Uma vez, um sujeito me enfiou uma faca no coração. No dia seguinte,
acordei ilesa.
Hoje tenho um emprego de vendedora, numa lojinha escura da parte mais
decadente do centro da cidade. O dono me paga o suficiente para custear uma
quitinete ali perto, e ainda me dá uma refeição por dia. É um bom rapaz.

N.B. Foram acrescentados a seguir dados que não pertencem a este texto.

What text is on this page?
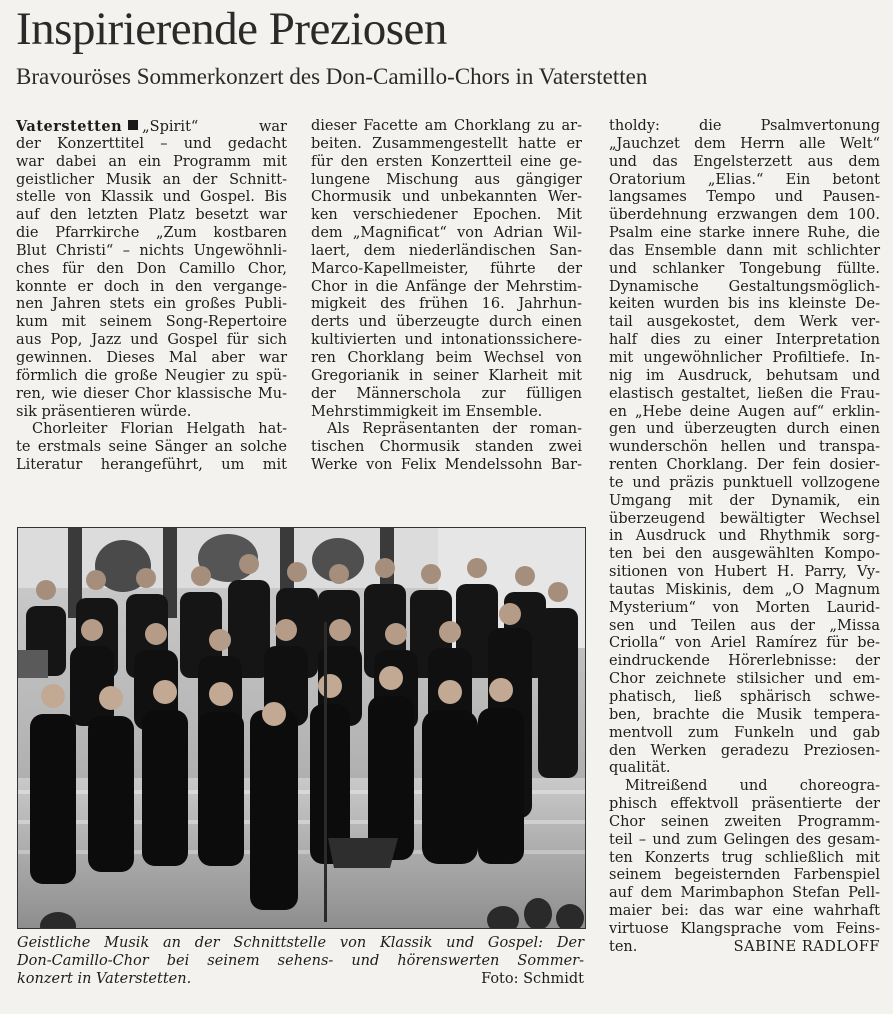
Inspirierende Preziosen
Bravouröses Sommerkonzert des Don-Camillo-Chors in Vaterstetten
Vaterstetten „Spirit“ war
der Konzerttitel – und gedacht
war dabei an ein Programm mit
geistlicher Musik an der Schnitt-
stelle von Klassik und Gospel. Bis
auf den letzten Platz besetzt war
die Pfarrkirche „Zum kostbaren
Blut Christi“ – nichts Ungewöhnli-
ches für den Don Camillo Chor,
konnte er doch in den vergange-
nen Jahren stets ein großes Publi-
kum mit seinem Song-Repertoire
aus Pop, Jazz und Gospel für sich
gewinnen. Dieses Mal aber war
förmlich die große Neugier zu spü-
ren, wie dieser Chor klassische Mu-
sik präsentieren würde.
Chorleiter Florian Helgath hat-
te erstmals seine Sänger an solche
Literatur herangeführt, um mit
dieser Facette am Chorklang zu ar-
beiten. Zusammengestellt hatte er
für den ersten Konzertteil eine ge-
lungene Mischung aus gängiger
Chormusik und unbekannten Wer-
ken verschiedener Epochen. Mit
dem „Magnificat“ von Adrian Wil-
laert, dem niederländischen San-
Marco-Kapellmeister, führte der
Chor in die Anfänge der Mehrstim-
migkeit des frühen 16. Jahrhun-
derts und überzeugte durch einen
kultivierten und intonationssichere-
ren Chorklang beim Wechsel von
Gregorianik in seiner Klarheit mit
der Männerschola zur fülligen
Mehrstimmigkeit im Ensemble.
Als Repräsentanten der roman-
tischen Chormusik standen zwei
Werke von Felix Mendelssohn Bar-
tholdy: die Psalmvertonung
„Jauchzet dem Herrn alle Welt“
und das Engelsterzett aus dem
Oratorium „Elias.“ Ein betont
langsames Tempo und Pausen-
überdehnung erzwangen dem 100.
Psalm eine starke innere Ruhe, die
das Ensemble dann mit schlichter
und schlanker Tongebung füllte.
Dynamische Gestaltungsmöglich-
keiten wurden bis ins kleinste De-
tail ausgekostet, dem Werk ver-
half dies zu einer Interpretation
mit ungewöhnlicher Profiltiefe. In-
nig im Ausdruck, behutsam und
elastisch gestaltet, ließen die Frau-
en „Hebe deine Augen auf“ erklin-
gen und überzeugten durch einen
wunderschön hellen und transpa-
renten Chorklang. Der fein dosier-
te und präzis punktuell vollzogene
Umgang mit der Dynamik, ein
überzeugend bewältigter Wechsel
in Ausdruck und Rhythmik sorg-
ten bei den ausgewählten Kompo-
sitionen von Hubert H. Parry, Vy-
tautas Miskinis, dem „O Magnum
Mysterium“ von Morten Laurid-
sen und Teilen aus der „Missa
Criolla“ von Ariel Ramírez für be-
eindruckende Hörerlebnisse: der
Chor zeichnete stilsicher und em-
phatisch, ließ sphärisch schwe-
ben, brachte die Musik tempera-
mentvoll zum Funkeln und gab
den Werken geradezu Preziosen-
qualität.
Mitreißend und choreogra-
phisch effektvoll präsentierte der
Chor seinen zweiten Programm-
teil – und zum Gelingen des gesam-
ten Konzerts trug schließlich mit
seinem begeisternden Farbenspiel
auf dem Marimbaphon Stefan Pell-
maier bei: das war eine wahrhaft
virtuose Klangsprache vom Feins-
ten.	SABINE RADLOFF
Geistliche Musik an der Schnittstelle von Klassik und Gospel: Der
Don-Camillo-Chor bei seinem sehens- und hörenswerten Sommer-
konzert in Vaterstetten.	Foto: Schmidt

Quando não estou na loja, ando horas e horas pela cidade. Como já disse,
perdi as esperanças de encontrar Bruno. Mas procuro me aproximar de seus
clientes. É difícil, porque a maioria tenta fugir. Eles acham que já existe
miséria suficiente em suas vidas, e não querem conhecer seus iguais.
Quando consigo me aproximar de um desses velhos patéticos, puxo do bolso
a sua carteira de identidade e a mostro. Todos eles já viram esse documento.
Todos contam a mesma coisa. Eram jovens,
e estavam morrendo. Foram abordados pelo mesmo homem, um tanto relutante. A
história é quase idêntica:
- Ele avisou que eu estava fazendo um mau negócio...
Eles nem imaginavam o quão ruim seria.
Nos reunimos de vez em quando. Estamos sempre doentes, temos todas as
doenças da velhice. Mas o nosso número é sempre o mesmo. Ninguém jamais
desaparece. Juntos, chegamos a uma conclusão: é preciso encontrar Bruno. Ele é
o empresário. O dono desse sinistro negócio. Deve desfazer o mal que nos fez.
E, se não conseguir...
Não me pergunte por quê. Mas temos certeza de que Bruno não é imortal.